Most churches of any size have a pipe organ, although, regrettably, their use is decreasing. There is some evidence that they were first used more than 1000 years ago. However, it was only in the 1500s when technological developments, initially in Germany, enabled the organ to be far more versatile so that it became a regular feature in churches. Organs are very versatile and can produce a range of different sound qualities, such as might be suitable to accompany a congregation or choir, during quiet meditation, before the service or as an exhilarating postlude as people leave. Indeed the organ has been described as a ‘one-person orchestra’.
Little is known of the music at St Nicholas Kirk, Aberdeen during the Middle Ages. However, the Burgh Accounts for 1437 indicate the payment of 26 shillings and eight pence “for blowing the organs” – well before mechanical blowers. There are also indications in the records that high standards of music and behaviour were expected from the chaplains and choir boys. For example, in 1533 the entire choir, apart from one aged chaplain, was dismissed! In 1544 John Fethy was appointed to “have charge of organ and sang schule”. The Reformation brought changes to church music and in 1574 the civil authorities ordered that the organ should be dismantled and sold for the benefit of the poor. It seems that the latter part of the instruction was not obeyed because, two hundred years later, the pipework was found stored in St Mary’s Chapel.
This blog is the first of a series on the organs in the Kirk of St Nicholas. The first photograph shows the console of the former East Kirk organ. It looks complicated! However, it may become easier to understand with an explanation of how it works.
In the centre are three manuals. Each manual is similar to a piano keyboard, although shorter. Each key is related to a note of a particular pitch, as with the piano. It is common for organs to have more than one manual – the normal is two or three, but large organs can have up to five. A note sounds for as long as the key is held down, unlike a piano where the sound fades fairly quickly. On each side of the manuals are the ‘stops’. These connect the keys on the manual to pipes in the organ to produce the sound. Different lengths of pipe produce different pitches. For each stop there is a rank of pipes each of different length to produce the whole range of notes. The material and structure of the pipe produces different sound quality and tone – such as sounding like a flute, an oboe, a trumpet, strings as well as the basic ‘organ sound’ called a diapason. These are named on each stop, but there is also a length marked on them.

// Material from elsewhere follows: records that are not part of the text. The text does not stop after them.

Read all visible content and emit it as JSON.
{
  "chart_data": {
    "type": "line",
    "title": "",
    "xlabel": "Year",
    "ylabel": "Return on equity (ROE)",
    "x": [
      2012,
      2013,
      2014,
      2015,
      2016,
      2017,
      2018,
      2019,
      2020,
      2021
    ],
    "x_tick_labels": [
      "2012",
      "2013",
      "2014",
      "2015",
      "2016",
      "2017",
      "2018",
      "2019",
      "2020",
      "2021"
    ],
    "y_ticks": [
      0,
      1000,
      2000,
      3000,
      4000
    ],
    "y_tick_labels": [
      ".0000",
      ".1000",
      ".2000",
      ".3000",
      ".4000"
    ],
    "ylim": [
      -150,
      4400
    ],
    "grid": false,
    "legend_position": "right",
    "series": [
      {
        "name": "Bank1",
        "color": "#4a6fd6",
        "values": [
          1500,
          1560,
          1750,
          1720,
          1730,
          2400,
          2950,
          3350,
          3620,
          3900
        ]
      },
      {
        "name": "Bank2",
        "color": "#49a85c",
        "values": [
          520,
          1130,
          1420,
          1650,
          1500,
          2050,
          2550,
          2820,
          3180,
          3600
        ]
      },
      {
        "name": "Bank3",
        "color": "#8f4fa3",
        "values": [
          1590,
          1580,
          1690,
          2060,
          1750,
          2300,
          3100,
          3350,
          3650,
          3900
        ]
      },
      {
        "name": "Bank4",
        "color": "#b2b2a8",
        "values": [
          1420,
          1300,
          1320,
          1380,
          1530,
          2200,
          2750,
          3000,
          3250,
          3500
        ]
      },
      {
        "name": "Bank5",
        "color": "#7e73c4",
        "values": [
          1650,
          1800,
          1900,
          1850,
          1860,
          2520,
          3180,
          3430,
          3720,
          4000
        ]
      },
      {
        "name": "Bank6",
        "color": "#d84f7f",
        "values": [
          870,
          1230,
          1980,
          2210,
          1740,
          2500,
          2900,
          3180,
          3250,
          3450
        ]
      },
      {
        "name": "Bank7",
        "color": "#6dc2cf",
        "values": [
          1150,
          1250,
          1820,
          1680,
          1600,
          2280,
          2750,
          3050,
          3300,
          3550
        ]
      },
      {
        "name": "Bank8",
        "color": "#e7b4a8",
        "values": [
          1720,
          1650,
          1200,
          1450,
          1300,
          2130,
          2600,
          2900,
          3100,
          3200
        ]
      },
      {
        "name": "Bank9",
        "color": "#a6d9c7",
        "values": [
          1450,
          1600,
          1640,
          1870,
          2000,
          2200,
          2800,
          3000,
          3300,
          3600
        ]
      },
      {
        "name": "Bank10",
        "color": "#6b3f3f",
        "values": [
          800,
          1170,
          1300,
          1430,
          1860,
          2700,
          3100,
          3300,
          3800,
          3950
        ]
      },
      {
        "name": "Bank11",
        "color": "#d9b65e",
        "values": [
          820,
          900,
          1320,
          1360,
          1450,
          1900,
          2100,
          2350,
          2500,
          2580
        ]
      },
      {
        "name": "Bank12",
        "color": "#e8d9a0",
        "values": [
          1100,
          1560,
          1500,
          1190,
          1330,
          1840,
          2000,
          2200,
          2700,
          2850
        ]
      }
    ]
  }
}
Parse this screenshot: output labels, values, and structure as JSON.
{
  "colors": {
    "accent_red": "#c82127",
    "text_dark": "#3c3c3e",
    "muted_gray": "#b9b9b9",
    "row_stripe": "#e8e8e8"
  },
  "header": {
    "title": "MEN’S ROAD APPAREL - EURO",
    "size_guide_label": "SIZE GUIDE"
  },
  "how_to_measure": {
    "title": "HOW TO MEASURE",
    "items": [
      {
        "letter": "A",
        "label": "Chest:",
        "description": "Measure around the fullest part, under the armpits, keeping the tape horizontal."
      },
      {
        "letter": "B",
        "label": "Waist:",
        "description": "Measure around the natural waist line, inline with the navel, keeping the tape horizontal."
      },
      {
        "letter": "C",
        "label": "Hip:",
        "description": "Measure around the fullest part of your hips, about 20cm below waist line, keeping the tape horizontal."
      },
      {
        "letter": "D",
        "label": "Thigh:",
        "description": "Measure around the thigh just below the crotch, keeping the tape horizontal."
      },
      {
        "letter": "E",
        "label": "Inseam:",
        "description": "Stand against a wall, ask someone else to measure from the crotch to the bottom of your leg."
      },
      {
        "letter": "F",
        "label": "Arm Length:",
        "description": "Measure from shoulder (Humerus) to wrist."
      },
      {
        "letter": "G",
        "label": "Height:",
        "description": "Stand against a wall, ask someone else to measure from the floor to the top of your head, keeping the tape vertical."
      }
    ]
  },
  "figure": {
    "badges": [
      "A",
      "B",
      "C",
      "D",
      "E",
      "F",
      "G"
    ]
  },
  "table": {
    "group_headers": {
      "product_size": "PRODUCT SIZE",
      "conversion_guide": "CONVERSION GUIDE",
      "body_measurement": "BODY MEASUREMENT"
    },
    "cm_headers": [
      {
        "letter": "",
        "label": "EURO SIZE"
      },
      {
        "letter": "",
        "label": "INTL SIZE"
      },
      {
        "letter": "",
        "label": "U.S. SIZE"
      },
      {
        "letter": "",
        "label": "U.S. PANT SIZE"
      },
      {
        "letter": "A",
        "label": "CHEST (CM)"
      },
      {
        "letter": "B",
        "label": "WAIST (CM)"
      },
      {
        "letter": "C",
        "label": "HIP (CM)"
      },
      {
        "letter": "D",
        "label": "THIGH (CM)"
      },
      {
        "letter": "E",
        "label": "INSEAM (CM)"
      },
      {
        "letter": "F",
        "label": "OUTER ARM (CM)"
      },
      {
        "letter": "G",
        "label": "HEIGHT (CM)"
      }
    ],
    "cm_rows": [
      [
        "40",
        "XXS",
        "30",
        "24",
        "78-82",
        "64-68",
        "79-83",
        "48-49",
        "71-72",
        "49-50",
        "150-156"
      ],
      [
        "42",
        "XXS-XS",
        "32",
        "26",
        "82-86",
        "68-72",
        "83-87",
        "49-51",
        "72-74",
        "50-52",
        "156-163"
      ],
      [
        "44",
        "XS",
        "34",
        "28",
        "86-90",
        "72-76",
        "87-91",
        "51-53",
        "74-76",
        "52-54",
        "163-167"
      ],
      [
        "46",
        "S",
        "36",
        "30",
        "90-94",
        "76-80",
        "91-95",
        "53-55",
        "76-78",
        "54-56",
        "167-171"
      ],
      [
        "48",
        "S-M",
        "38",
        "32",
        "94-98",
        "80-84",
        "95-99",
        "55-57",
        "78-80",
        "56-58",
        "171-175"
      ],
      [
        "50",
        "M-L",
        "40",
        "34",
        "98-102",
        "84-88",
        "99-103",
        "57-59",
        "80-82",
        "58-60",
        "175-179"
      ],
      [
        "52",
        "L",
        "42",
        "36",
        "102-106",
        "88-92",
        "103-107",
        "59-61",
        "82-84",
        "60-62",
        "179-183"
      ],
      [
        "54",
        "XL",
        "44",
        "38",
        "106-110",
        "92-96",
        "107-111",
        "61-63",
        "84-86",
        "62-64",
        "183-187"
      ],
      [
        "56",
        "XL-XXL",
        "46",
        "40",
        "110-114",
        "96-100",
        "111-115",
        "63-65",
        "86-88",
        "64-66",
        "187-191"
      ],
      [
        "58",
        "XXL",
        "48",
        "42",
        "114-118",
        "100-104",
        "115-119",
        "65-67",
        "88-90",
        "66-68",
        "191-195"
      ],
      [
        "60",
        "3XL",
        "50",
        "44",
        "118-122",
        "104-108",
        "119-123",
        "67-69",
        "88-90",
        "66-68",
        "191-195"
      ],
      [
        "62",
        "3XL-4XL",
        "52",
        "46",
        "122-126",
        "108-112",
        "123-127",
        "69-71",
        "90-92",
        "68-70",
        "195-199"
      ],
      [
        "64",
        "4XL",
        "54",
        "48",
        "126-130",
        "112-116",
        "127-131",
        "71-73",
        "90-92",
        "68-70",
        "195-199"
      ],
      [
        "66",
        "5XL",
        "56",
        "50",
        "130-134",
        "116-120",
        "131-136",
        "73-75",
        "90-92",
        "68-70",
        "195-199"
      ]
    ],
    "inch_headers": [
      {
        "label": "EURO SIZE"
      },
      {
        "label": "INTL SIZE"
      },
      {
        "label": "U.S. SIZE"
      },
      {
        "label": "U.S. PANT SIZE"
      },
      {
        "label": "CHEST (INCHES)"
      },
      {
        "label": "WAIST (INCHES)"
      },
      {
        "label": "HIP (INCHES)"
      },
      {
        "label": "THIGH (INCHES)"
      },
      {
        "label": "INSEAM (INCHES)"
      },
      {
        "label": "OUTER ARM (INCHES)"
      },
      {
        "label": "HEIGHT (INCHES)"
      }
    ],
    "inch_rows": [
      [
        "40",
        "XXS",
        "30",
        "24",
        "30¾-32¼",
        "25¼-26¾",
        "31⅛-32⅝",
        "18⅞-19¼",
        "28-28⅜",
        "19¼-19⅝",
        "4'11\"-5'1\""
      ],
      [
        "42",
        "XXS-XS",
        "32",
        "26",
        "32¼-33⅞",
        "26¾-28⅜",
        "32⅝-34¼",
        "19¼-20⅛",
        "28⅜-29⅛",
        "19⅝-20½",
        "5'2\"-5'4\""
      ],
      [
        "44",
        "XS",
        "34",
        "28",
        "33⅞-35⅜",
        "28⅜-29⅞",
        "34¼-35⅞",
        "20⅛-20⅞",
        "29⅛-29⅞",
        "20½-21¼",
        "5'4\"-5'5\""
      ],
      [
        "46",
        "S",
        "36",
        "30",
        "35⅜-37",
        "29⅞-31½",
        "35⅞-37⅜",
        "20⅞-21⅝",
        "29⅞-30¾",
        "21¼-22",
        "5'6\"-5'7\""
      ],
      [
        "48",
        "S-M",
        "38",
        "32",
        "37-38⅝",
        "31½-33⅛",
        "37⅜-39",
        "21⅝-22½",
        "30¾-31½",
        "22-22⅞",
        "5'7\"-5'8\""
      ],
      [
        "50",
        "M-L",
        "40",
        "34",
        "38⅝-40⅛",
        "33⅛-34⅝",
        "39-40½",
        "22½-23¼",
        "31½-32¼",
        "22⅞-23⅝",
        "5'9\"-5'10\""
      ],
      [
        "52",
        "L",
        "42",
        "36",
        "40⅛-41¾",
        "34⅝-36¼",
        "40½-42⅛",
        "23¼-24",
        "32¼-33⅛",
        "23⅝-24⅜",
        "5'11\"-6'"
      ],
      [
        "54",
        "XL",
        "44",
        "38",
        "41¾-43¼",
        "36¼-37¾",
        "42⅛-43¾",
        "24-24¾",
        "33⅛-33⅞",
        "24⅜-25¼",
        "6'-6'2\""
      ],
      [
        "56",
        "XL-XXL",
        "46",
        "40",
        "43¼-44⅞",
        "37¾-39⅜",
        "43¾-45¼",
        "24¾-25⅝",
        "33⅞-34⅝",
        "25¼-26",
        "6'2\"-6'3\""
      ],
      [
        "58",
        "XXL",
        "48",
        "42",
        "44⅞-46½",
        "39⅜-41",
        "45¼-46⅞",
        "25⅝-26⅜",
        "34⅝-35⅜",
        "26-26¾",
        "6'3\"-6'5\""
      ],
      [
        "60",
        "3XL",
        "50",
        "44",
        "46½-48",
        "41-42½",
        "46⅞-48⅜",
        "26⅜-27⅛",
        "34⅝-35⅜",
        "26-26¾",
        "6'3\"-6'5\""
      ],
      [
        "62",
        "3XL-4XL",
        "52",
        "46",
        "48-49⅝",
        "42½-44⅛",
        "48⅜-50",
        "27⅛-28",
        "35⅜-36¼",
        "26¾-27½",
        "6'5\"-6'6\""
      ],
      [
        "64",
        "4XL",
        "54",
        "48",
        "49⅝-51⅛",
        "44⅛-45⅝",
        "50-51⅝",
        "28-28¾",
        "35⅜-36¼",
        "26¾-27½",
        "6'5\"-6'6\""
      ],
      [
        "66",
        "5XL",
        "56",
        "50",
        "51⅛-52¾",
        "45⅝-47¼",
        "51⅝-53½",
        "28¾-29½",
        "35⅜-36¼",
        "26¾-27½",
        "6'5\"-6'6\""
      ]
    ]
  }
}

The ‘basic’ length is 8 foot (8’). If this is used it gives the same pitch as a piano. However, there are stops which indicate different lengths, such as 4’ (an octave higher), 2’ (two octaves higher) 16’ (an octave lower) and 32’ (two octaves lower). The organist can use combinations of stops which enable one key to play several notes at different pitch and by combining several different tonal qualities, a very wide range of sounds can be produced.
There is also a pedal board (not shown on the main photograph but shown in the second photograph). This is, in effect, the lower half of a manual but made of larger pieces of wood to be played using the feet. Most organs now have a concave shape to the pedal board to make it easier for the feet to move around. The organist uses both feet as necessary and can play using either their heel or toe.
It will be noted that there are other ‘bits’ on the organ console. Under each manual there is a series of white buttons. These are called ‘thumb pistons’ because they are most easily operated with the thumb whilst playing. These are replicated by the studs above the pedal board (called toe pistons). Their function is to activate pre-set combinations of stops, thus allowing the organist to quickly change the settings. Other buttons allow connections to be made between each of the manuals and pedals, so that notes played on one are also sound on the coupled manual.
Finally, below the manuals, in this organ there are three larger tilting pedals. The two on the left are ‘swell pedals’ used to open or close louvre shutters which enclose some of the organ pipes. This is a way for the volume of sound to be increased or decreased by the organist whilst playing. The right hand of the three (shining in the photograph) is a general crescendo pedal; using it adds or subtracts stops to increase or decrease the overall volume. In the centre, above the top manual, there are indicators to show the positions of the swell and crescendo pedals.
The last photograph shows what most people think of as ‘the organ’ where the pipes are. The pipes which are seen in this case are dummies. All the actual pipes are behind the dummies, enclosed in the louvered shutters.